There were the ankle-biters, young women of color who championed diversity ad infinitum ad nauseam; latter day Black Panthers who channeled Malcolm X and Louis Farrakhan, howling racial injustice, systemic racism, Black Lives Matter, and the restoration of the black man to the pinnacle of society, and a potluck covered dinner of hangers on, political hopefuls, and progressive groupies. 

'This will not stand', they all said in one caviling, belittling bellow about the usurper in the White House, the bullying fool, the idiot, disassembling monarch, and insurrectionist autocrat; but the first hundred days of the Trump presidency had sent them scattering, fighting for traction, and held together only by filament. 

They were being routed by legions of storm troopers.  Black men, Latinos, gays, and transgenders were being sent to gulags in North Dakota, horrible cold, windswept places worse than Wounded Knee and the Lakota reservations.   The whole progressive lot of them were on the run, scattering for shelter and looking for some place to regroup. 

'Sweetheart, don't cry', Belinda said to 'Lady Fanny from Omaha', a sweet thing in her retinue, disconsolate and inconsolable.  'Everything will turn out all right'; but she could only think of her farm, her lover from Chillicothe, the chickens and the goats, an idyll, their own quiet gender spectrum.  How she agreed to come to Washington befuddled her.
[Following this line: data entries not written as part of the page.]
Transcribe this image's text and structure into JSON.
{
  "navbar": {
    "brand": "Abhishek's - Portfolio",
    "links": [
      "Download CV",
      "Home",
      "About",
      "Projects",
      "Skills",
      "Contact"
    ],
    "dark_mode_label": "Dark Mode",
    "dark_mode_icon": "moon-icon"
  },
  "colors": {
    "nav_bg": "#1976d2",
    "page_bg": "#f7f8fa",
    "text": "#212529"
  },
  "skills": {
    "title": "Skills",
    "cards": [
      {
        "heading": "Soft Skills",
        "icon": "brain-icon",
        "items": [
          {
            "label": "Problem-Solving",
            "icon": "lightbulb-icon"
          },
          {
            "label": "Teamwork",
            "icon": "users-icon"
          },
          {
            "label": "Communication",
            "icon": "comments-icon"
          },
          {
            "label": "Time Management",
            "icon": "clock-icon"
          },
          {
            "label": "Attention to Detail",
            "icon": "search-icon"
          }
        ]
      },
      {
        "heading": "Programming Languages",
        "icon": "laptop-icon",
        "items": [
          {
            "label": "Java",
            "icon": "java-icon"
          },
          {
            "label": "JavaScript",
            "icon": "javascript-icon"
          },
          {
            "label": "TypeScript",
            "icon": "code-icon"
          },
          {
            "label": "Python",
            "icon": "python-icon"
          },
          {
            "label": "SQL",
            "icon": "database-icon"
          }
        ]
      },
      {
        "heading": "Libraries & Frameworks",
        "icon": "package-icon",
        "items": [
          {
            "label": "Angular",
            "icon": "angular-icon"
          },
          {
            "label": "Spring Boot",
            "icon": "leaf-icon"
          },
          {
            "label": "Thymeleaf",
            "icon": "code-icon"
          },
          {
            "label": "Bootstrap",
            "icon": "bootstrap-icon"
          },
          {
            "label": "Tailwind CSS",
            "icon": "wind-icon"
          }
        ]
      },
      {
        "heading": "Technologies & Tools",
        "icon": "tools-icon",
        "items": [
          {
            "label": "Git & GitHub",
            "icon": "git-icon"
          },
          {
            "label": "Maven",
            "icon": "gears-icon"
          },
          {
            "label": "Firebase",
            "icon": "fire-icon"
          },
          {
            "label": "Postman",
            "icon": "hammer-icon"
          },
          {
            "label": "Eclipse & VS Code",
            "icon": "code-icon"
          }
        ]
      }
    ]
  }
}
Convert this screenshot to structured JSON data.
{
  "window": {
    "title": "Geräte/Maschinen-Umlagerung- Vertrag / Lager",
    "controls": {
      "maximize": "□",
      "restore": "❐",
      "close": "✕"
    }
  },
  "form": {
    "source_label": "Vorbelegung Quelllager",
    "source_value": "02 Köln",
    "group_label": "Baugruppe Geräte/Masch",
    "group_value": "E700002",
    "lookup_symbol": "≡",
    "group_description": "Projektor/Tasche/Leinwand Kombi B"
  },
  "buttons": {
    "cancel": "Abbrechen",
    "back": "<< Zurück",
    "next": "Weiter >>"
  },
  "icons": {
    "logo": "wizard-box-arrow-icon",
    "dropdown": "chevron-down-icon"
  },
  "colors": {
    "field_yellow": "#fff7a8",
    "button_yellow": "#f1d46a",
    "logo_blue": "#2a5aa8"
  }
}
What was she thinking? But they all were like this, seduced like any other American by power and influence. 

Belinda held court on a regular basis, and although she had not intended it, its configuration mirrored the royal courts of Europe.  Human nature, she concluded, an instinctive impulse to group, divide, and arrange.  So there were courtiers, ladies in waiting, knights and fools - a menagerie to any outsider who happened on them - but an institution with integrity to its members.

Of course with such artifact and fantastical illusion, the group became a caricature of itself and lost all sight of political interest and social restoration.  It became no more than a catty tea party, a bitchy, rumoring lot of old ladies who were never happy. 

The same was true of all the other groups - the downside of camaraderie and needy intimacy - and members all fell out eventually, choosing to go their own way until they found another adhesive (climate, welfare, the African diaspora, wealth distribution); and find succor and welcome they did, and progressivism, although fractured and unsure, was alive and well in many quarters. 

All this of course went unnoticed by Trumpists who had their own agenda, a new world of their own making, a return to the originalist principles of the Founding Fathers, and the reestablishment of a white, Christian, European nation. 

So be it, as the world turns, what goes around comes around; but this particular episode of absolutely wildly improbable progressive postures would be remembered as seminal.  America was always one crazy fucking place, but never like this.